In the first ever in-depth survey into how local authorities are dealing with the sexual exploitation of children, Ofsted finds that the risk of exploitation is still not well understood in many areas.
The report ‘The sexual exploitation of children: it couldn’t happen here, could it?’ was commissioned by Ofsted’s Chief Inspector, Sir Michael Wilshaw, to build a clearer picture of how well local authorities and partners are working to prevent child sexual exploitation in their area, to offer protection to its victims, and to pursue and prosecute its abusers.
Inspectors found that local arrangements to tackle sexual exploitation are often underdeveloped, and leadership frequently lacking. Some areas have only begun to address the issue strategically within the last 12 months, despite statutory guidance being issued more than five years ago.
Responding to the report, 4Children Chief Executive Anne Longfield OBE said: “Child sexual exploitation shatters lives. But perhaps the most shocking fact is that the scale and extent of it across the UK remains unknown.

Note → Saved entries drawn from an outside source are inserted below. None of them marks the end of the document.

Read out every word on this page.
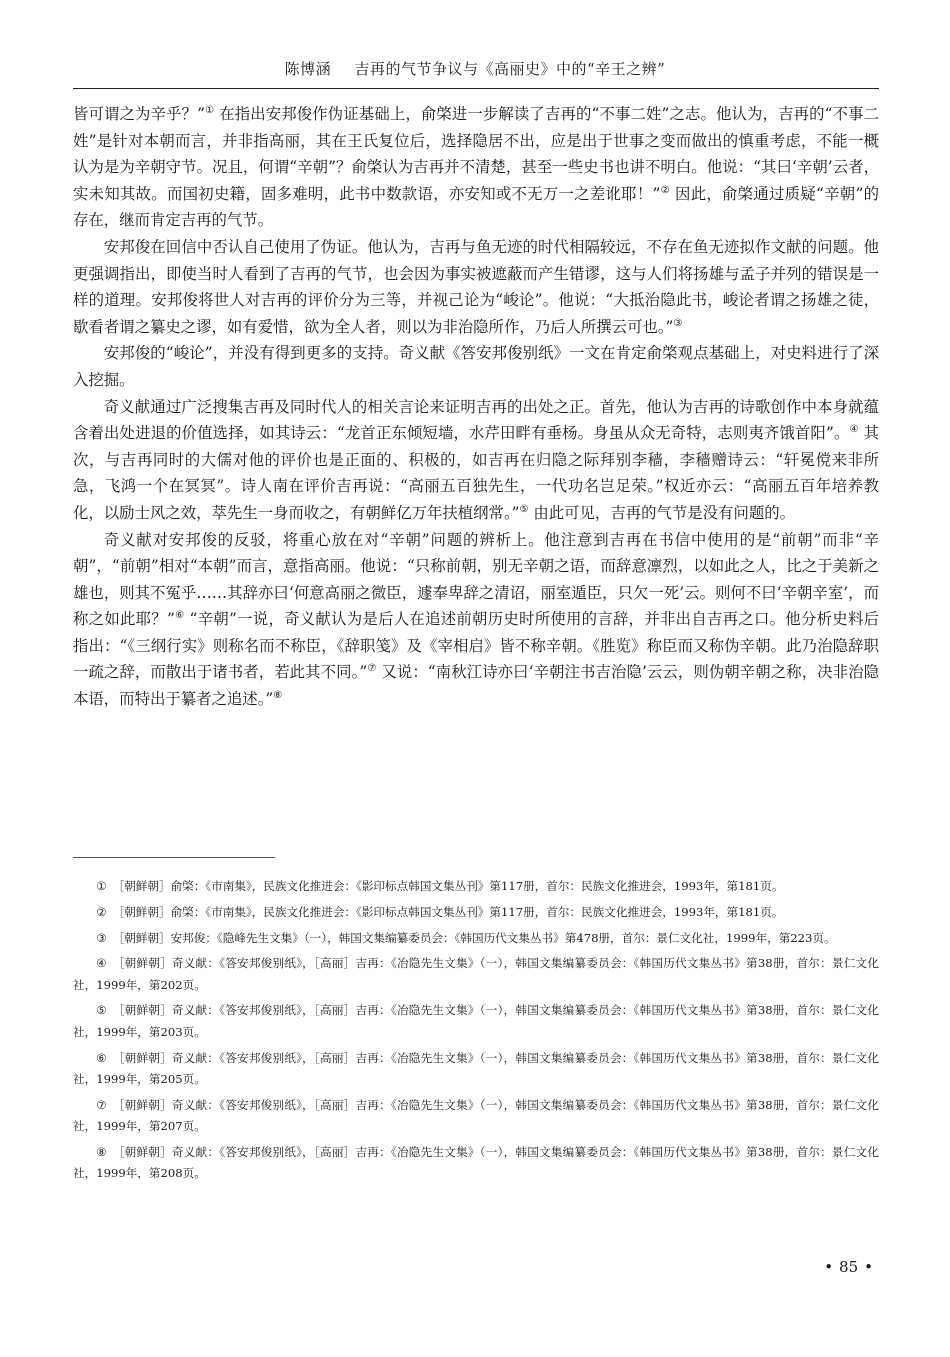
陈博涵 吉再的气节争议与《高丽史》中的“辛王之辨”

皆可谓之为辛乎？”① 在指出安邦俊作伪证基础上，俞棨进一步解读了吉再的“不事二姓”之志。他认为，吉再的“不事二姓”是针对本朝而言，并非指高丽，其在王氏复位后，选择隐居不出，应是出于世事之变而做出的慎重考虑，不能一概认为是为辛朝守节。况且，何谓“辛朝”？俞棨认为吉再并不清楚，甚至一些史书也讲不明白。他说：“其曰‘辛朝’云者，实未知其故。而国初史籍，固多难明，此书中数款语，亦安知或不无万一之差讹耶！”② 因此，俞棨通过质疑“辛朝”的存在，继而肯定吉再的气节。

安邦俊在回信中否认自己使用了伪证。他认为，吉再与鱼无迹的时代相隔较远，不存在鱼无迹拟作文献的问题。他更强调指出，即使当时人看到了吉再的气节，也会因为事实被遮蔽而产生错谬，这与人们将扬雄与孟子并列的错误是一样的道理。安邦俊将世人对吉再的评价分为三等，并视己论为“峻论”。他说：“大抵治隐此书，峻论者谓之扬雄之徒，歇看者谓之纂史之谬，如有爱惜，欲为全人者，则以为非治隐所作，乃后人所撰云可也。”③

安邦俊的“峻论”，并没有得到更多的支持。奇义献《答安邦俊别纸》一文在肯定俞棨观点基础上，对史料进行了深入挖掘。

奇义献通过广泛搜集吉再及同时代人的相关言论来证明吉再的出处之正。首先，他认为吉再的诗歌创作中本身就蕴含着出处进退的价值选择，如其诗云：“龙首正东倾短墙，水芹田畔有垂杨。身虽从众无奇特，志则夷齐饿首阳”。④ 其次，与吉再同时的大儒对他的评价也是正面的、积极的，如吉再在归隐之际拜别李穑，李穑赠诗云：“轩冕傥来非所急，飞鸿一个在冥冥”。诗人南在评价吉再说：“高丽五百独先生，一代功名岂足荣。”权近亦云：“高丽五百年培养教化，以励士风之效，萃先生一身而收之，有朝鲜亿万年扶植纲常。”⑤ 由此可见，吉再的气节是没有问题的。

奇义献对安邦俊的反驳，将重心放在对“辛朝”问题的辨析上。他注意到吉再在书信中使用的是“前朝”而非“辛朝”，“前朝”相对“本朝”而言，意指高丽。他说：“只称前朝，别无辛朝之语，而辞意凛烈，以如此之人，比之于美新之雄也，则其不冤乎……其辞亦曰‘何意高丽之微臣，遽奉卑辞之清诏，丽室遁臣，只欠一死’云。则何不曰‘辛朝辛室’，而称之如此耶？”⑥ “辛朝”一说，奇义献认为是后人在追述前朝历史时所使用的言辞，并非出自吉再之口。他分析史料后指出：“《三纲行实》则称名而不称臣，《辞职笺》及《宰相启》皆不称辛朝。《胜览》称臣而又称伪辛朝。此乃治隐辞职一疏之辞，而散出于诸书者，若此其不同。”⑦ 又说：“南秋江诗亦曰‘辛朝注书吉治隐’云云，则伪朝辛朝之称，决非治隐本语，而特出于纂者之追述。”⑧

① ［朝鲜朝］俞棨：《市南集》，民族文化推进会：《影印标点韩国文集丛刊》第117册，首尔：民族文化推进会，1993年，第181页。

② ［朝鲜朝］俞棨：《市南集》，民族文化推进会：《影印标点韩国文集丛刊》第117册，首尔：民族文化推进会，1993年，第181页。

③ ［朝鲜朝］安邦俊：《隐峰先生文集》（一），韩国文集编纂委员会：《韩国历代文集丛书》第478册，首尔：景仁文化社，1999年，第223页。

④ ［朝鲜朝］奇义献：《答安邦俊别纸》，［高丽］吉再：《冶隐先生文集》（一），韩国文集编纂委员会：《韩国历代文集丛书》第38册，首尔：景仁文化社，1999年，第202页。

⑤ ［朝鲜朝］奇义献：《答安邦俊别纸》，［高丽］吉再：《冶隐先生文集》（一），韩国文集编纂委员会：《韩国历代文集丛书》第38册，首尔：景仁文化社，1999年，第203页。

⑥ ［朝鲜朝］奇义献：《答安邦俊别纸》，［高丽］吉再：《冶隐先生文集》（一），韩国文集编纂委员会：《韩国历代文集丛书》第38册，首尔：景仁文化社，1999年，第205页。

⑦ ［朝鲜朝］奇义献：《答安邦俊别纸》，［高丽］吉再：《冶隐先生文集》（一），韩国文集编纂委员会：《韩国历代文集丛书》第38册，首尔：景仁文化社，1999年，第207页。

⑧ ［朝鲜朝］奇义献：《答安邦俊别纸》，［高丽］吉再：《冶隐先生文集》（一），韩国文集编纂委员会：《韩国历代文集丛书》第38册，首尔：景仁文化社，1999年，第208页。

• 85 •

It is clear that the agencies which are supposed to keep children safe are still too often failing to protect them.
“Ofsted’s report highlights the need for local authorities to learn the lessons from Rotherham and prevent this systemic failure from happening again elsewhere. But we need a clear responsibility on all agencies, including Ofsted, to work together, share information and listen to children.
“In light of the systemic failures in Rotherham there is a clear need for a more rigorous Ofsted inspection regime to ensure that child sexual exploitation never again remains unnoticed.”